Home Nazionale Sanità: malati cronici, 75% associazioni denuncia ritardi diagnosi

Sanità: malati cronici, 75% associazioni denuncia ritardi diagnosi

0

Roma, 13 dic. (Adnkronos Salute) – C'è chi aspetta in media otto anni per una diagnosi di endometriosi e perfino chi ha atteso 33 anni per scoprire di essere affetto dalla sindrome di Bechet: in Italia, il 75% delle associazioni dei malati cronici dichiara di aver ravvisato ritardi diagnostici nella propria patologia di riferimento.
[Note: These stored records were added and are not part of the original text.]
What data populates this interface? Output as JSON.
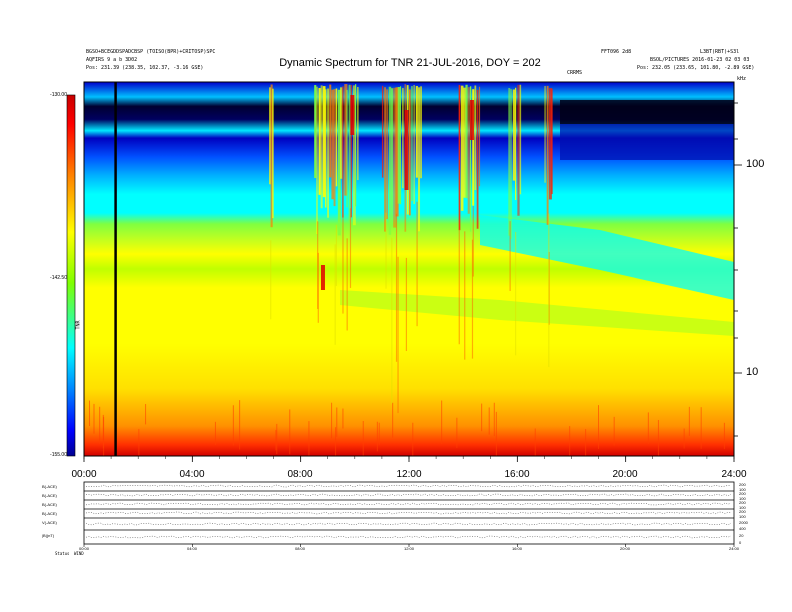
{
  "header": {
    "title": "Dynamic Spectrum for TNR 21-JUL-2016, DOY = 202",
    "left_line1": "BGSO+BCEGDDSPADCBSP (TOISO(BPR)+CRITOSP)SPC",
    "left_line2": "AQFIRS 9 a b 3D02",
    "left_line3": "Pos:   231.39 (238.35, 102.37, -3.16 GSE)",
    "right_line1a": "FFT096 2d8",
    "right_line1b": "L3BT(RBT)+S3l",
    "right_line2": "BSOL/PICTURES 2016-01-23 02 03 03",
    "right_line3": "Pos:   232.05 (233.65, 101.80, -2.89 GSE)",
    "marker_label": "CRRMS",
    "corner_label": "kHz"
  },
  "colorbar": {
    "top_label": "-130.00",
    "mid_label": "-142.50",
    "bottom_label": "-155.00",
    "axis_label": "TNR",
    "colors": [
      "#c80000",
      "#ff0000",
      "#ff8000",
      "#ffff00",
      "#80ff00",
      "#00ffff",
      "#0080ff",
      "#0000ff",
      "#000090"
    ]
  },
  "freq_axis": {
    "label_100": "100",
    "label_10": "10"
  },
  "time_axis": [
    "00:00",
    "04:00",
    "08:00",
    "12:00",
    "16:00",
    "20:00",
    "24:00"
  ],
  "panels": {
    "left_labels": [
      "B(-ACE)",
      "B(-ACE)",
      "B(-ACE)",
      "B(-ACE)",
      "V(-ACE)",
      "|B|(nT)"
    ],
    "right_labels": [
      "200",
      "100",
      "200",
      "100",
      "200",
      "100",
      "200",
      "100",
      "2000",
      "400",
      "20",
      "0"
    ],
    "bottom_label1": "Status",
    "bottom_label2": "WIND",
    "time_labels": [
      "00:00",
      "04:00",
      "08:00",
      "12:00",
      "16:00",
      "20:00",
      "24:00"
    ]
  },
  "chart_data": {
    "type": "heatmap",
    "title": "Dynamic Spectrum for TNR 21-JUL-2016, DOY = 202",
    "x_range": [
      "00:00",
      "24:00"
    ],
    "x_ticks": [
      "00:00",
      "04:00",
      "08:00",
      "12:00",
      "16:00",
      "20:00",
      "24:00"
    ],
    "y_scale": "log",
    "y_ticks": [
      10,
      100
    ],
    "y_unit": "kHz",
    "colorbar_range": [
      -155,
      -130
    ],
    "colorbar_ticks": [
      -130,
      -142.5,
      -155
    ],
    "bands_top_to_bottom": [
      "dark blue / black (interference lines)",
      "blue",
      "cyan",
      "green-yellow",
      "yellow",
      "orange-red (lowest frequencies)"
    ],
    "bursts": [
      {
        "start": "06:50",
        "end": "07:00"
      },
      {
        "start": "08:30",
        "end": "10:10"
      },
      {
        "start": "11:00",
        "end": "12:30"
      },
      {
        "start": "13:50",
        "end": "14:40"
      },
      {
        "start": "15:40",
        "end": "16:10"
      },
      {
        "start": "17:00",
        "end": "17:20"
      }
    ],
    "vertical_marker": "01:10"
  }
}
E' la fotografia scattata dal XII Rapporto nazionale sulle politiche della cronicità, presentato oggi a Roma dal Coordinamento nazionale delle associazioni dei malati cronici (CnAMC) di Cittadinanzattiva.Il sospetto diagnostico – spiega Cittadinanzattiva – viene formulato generalmente dallo specialista di riferimento (67%) e solo nel 20% dei casi dal medico di medicina generale che si interfaccia con lo specialista solo per il 59% delle associazioni. Si può attendere, quindi, otto anni in media per una diagnosi di endometriosi o cinque per la diagnosi di Lupus Eritematoso Sistemico. C'è addirittura chi ha atteso 33 anni per la diagnosi della sindrome di Bechet. Le cose non vanno meglio per i tempi medi: c'è chi attende al massimo un anno, ma anche chi in media attende dai due ai sei anni. In generale dipende dal medico che incontri o dal trovarsi al Nord o al Sud. Dall'indagine emergono anche le difficoltà per vedersi riconosciuti l'handicap grave (+44% rispetto al 2011) e il contrassegno per invalidi (+21% rispetto al 2011), così come aumentano le difficoltà di accesso alla invalidità (+16%). Il 68% delle associazioni, a distanza di oltre due anni dall'entrata in vigore della nuova legge, non riscontra né semplificazione né riduzione nei tempi per il riconoscimento: il 65% afferma che i propri associati sono costretti a sottoporsi a doppia visita di accertamento, presso la Asl e l'Inps, anche perché il medico Inps continua a non essere integrato nella commissione di accertamento nel 45% dei casi. Le convocazioni a visita di verifica avvengono in maniera non regolare per il 41% delle associazioni, attraverso sms (59%), lettera semplice (47%) o addirittura messaggi lasciati in segreteria (12%).